Associate Dean for Diversity, Engagement, Culture & Climate and Associate Professor, University of Louisville
Cherie Dawson-Edwards

Photo of Dr. Cherie Dawson-Edwards

Dr. Cherie Dawson-Edwards serves as Associate Dean for Diversity, Engagement, Culture & Climate (DECC) and an Associate Professor of the Department of Criminal Justice in the College of Arts & Sciences at the University of Louisville. She is a passionate educator who is an exemplar of a justice-oriented scholar who focuses on the intersection of public policy and criminal justice with a specific focus on race, schools, and juvenile justice. Throughout her career, she has worked tirelessly for institutional community change, always striving to bring greater equity and inclusion to the policies and practices of organizations. She also currently serves at the Kentucky affiliate representative on the national board of the ACLU with a recent appointment as the nationwide ACLU Deputy Affiliate Equity Officer. She has worked with numerous school districts conducting professional development trainings and consulting on racial equity and restorative justice practices in order to combat the school-to-prison pipeline. Notably, Dr. Dawson-Edwards is an accomplished scholar with a variety of publications for scholarly audiences, policymakers, organizations, and the community.

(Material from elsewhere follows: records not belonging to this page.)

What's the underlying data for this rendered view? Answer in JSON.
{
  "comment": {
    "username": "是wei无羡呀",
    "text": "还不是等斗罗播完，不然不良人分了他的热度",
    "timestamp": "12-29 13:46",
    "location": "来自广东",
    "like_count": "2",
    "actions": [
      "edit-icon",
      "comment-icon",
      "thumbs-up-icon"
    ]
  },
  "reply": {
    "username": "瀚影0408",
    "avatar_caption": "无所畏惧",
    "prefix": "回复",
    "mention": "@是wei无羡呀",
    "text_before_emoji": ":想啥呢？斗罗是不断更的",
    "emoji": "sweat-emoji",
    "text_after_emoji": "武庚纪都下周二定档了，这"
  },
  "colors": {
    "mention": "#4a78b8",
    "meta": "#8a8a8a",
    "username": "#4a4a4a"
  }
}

Keynote: "White Institutions, Racialized Emotional Labor and BIPOC Scholar Fatigue

Date: Wednesday, April 21, 12-1 pm EST

Description: Racialized emotional and intellectual labor in white spaces is a burden placed on BIPOC scholars that can impact our productivity, lead to racial trauma, and induce burnout or fatigue. BIPOC scholars must exist in complex environments where we must choose to engage in our own objectification or risk ostracization (see Pierce 2003, 2012). Research affirms that racialized emotional labor by BIPOC persons is often expected and adjacent to our inclusion in the academy (Evans & Moore, 2015). As such, it is not valued or seen as a contribution that should be rewarded or compensated. This presentation will explore the extant literature on racialized emotional and intellectual labor in white institutional spaces while introducing a developing framework for compensating this labor. Participants will be challenged to examine their expectations for their BIPOC colleagues to engage in anti-racist discourse as acts of academic service to the institution or field.